韓国のソウル中央地裁は31日、尹錫悦(ユン・ソンニョル)前政権の重鎮国会議員や尹氏の妻に金品を提供したとして政治資金法違反や請託禁止法違反などの罪に問われた統一協会(世界平和統一家庭連合)総裁の韓鶴子(ハン・ハクチャ)被告に対し、懲役2年(求刑懲役13年)の実刑判決を言い渡しました。
判決は「教団の政策に対する支援と、(政権への)政治的影響力を得るための犯行」と断じ、「請託が実現したかどうかとは関係なく、国家政策に対する国民の信頼と期待が侵害された」と指摘しました。
政界工作の実務を取り仕切ったユン・ヨンホ前世界本部長には、政治資金法違反などの罪で懲役6月の実刑判決。

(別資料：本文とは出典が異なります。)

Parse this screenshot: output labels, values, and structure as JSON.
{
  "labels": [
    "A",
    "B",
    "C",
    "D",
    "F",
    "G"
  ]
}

韓被告らを起訴した特別検察官チームは公判で、「宗教と政治を分離しなければならないという憲法精神に正面から違反し、代議制民主主義を損なった重大犯罪」と主張。「政教一致」の実現を目指した韓被告は、「政教癒着の最終受益者」であり、最も責任が重いと強調していました。

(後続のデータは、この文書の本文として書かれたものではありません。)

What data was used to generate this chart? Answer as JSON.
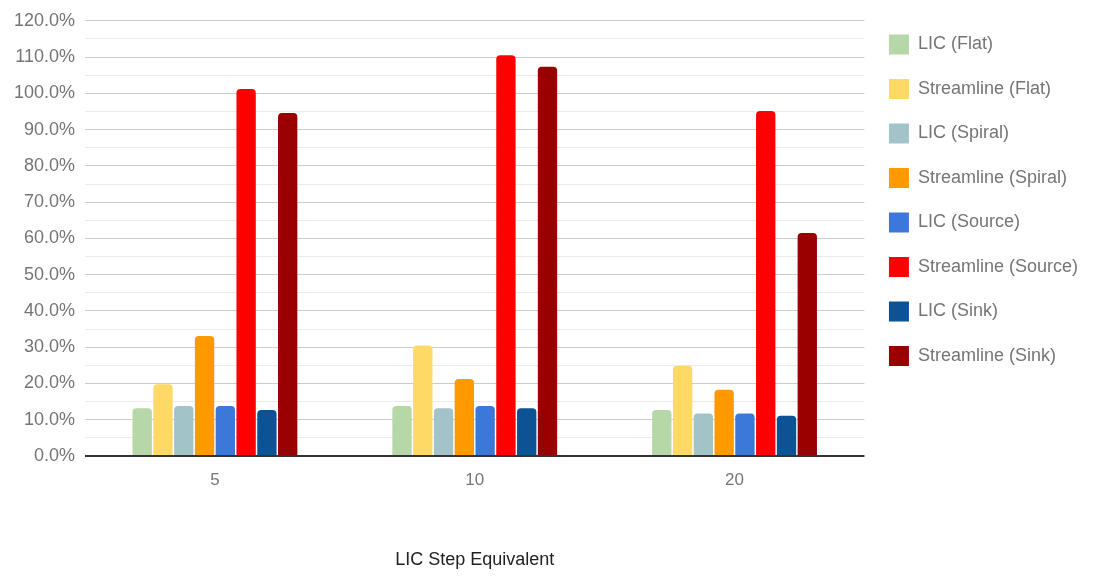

韓被告は2022年に教団元幹部と共謀し、尹前大統領の妻に高級バッグやネックレスなどを贈り、教団の事業に対する便宜供与を求めたとされます。同年、当時の与党「国民の力」の重鎮議員だった国会議員に対して少なくとも1億ウォン(約1200万円)の違法な政治資金を渡し、教団の政策を国家政策に反映させるよう依頼したといいます。
統一協会は判決後にコメントを発表し、「国民に深く謝罪する」と述べる一方、判決は納得できないとして「遅滞なく控訴する」と表明しました。